Il est intéressant de le comparer avec Oliver Stone, lui aussi présent à la Mostra de Venise pour un documentaire, South of the border, consacré à Chavez et montrant le décalage entre l’image donnée par les médias « foxisés » et la réalité du terrain. À Venise, il a même eu le droit à la visite du président bolivarien en tournée sur le Vieux continent.

Oliver Stone tourne en général des films commerciaux. On le lui reproche souvent. Et pourtant au bout du compte, il aura beaucoup plus fait, en adaptant les canons hollywoodiens, pour une critique intelligente de l’Amérique comme société capitaliste, parfois belliciste et impérialiste, que Moore avec son humour à deux balles.

Je manque peut-être de conscience politique ou de sérieux mais je me suis rendu compte pour la première fois de la mutation financière du capitalisme avec l’inoubliable Wall Street (1987) où Michael Douglas en trader annonçait ceux de Fanny Mae ou Freddy Mac. Un film comme Tueurs nés, que les fines bouches de la critique du Bloc Central avaient trouvé tellement complaisant, était la plus belle dénonciation de l’ultra-violence et de l’absence de repères d’une certaine jeunesse américaine.
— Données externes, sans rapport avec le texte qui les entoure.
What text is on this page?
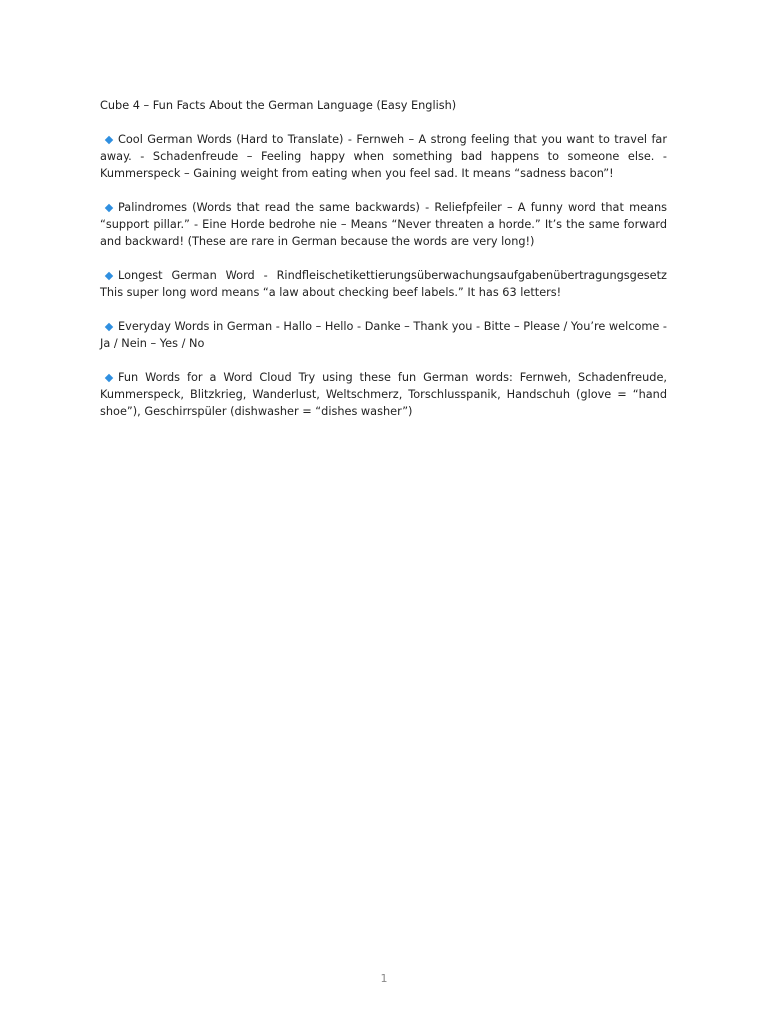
Cube 4 – Fun Facts About the German Language (Easy English)

Cool German Words (Hard to Translate) - Fernweh – A strong feeling that you want to travel far away. - Schadenfreude – Feeling happy when something bad happens to someone else. - Kummerspeck – Gaining weight from eating when you feel sad. It means “sadness bacon”!

Palindromes (Words that read the same backwards) - Reliefpfeiler – A funny word that means “support pillar.” - Eine Horde bedrohe nie – Means “Never threaten a horde.” It’s the same forward and backward! (These are rare in German because the words are very long!)

Longest German Word - Rindfleischetikettierungsüberwachungsaufgabenübertragungsgesetz This super long word means “a law about checking beef labels.” It has 63 letters!

Everyday Words in German - Hallo – Hello - Danke – Thank you - Bitte – Please / You’re welcome - Ja / Nein – Yes / No

Fun Words for a Word Cloud Try using these fun German words: Fernweh, Schadenfreude, Kummerspeck, Blitzkrieg, Wanderlust, Weltschmerz, Torschlusspanik, Handschuh (glove = “hand shoe”), Geschirrspüler (dishwasher = “dishes washer”)

1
Et son biopic sur Nixon reste un monument difficilement dépassable sur les risques de dérive autoritaire à la Maison Blanche mais aussi les moyens de la combattre.

En fait, cette différence entre Moore et Stone, cette efficacité tellement plus durable, moins journalistique de Stone, sont dues au fait qu’il refuse l’idée d’avoir un public ou un auditoire conquis d’avance et qu’il n’a pas ce mépris intellectualiste pour la fiction.

Et finalement, cette honnêteté intellectuelle, cette modestie ouvrent non seulement la possibilité de débats mais aussi, encore plus importante, celle, qui sait, de convaincre.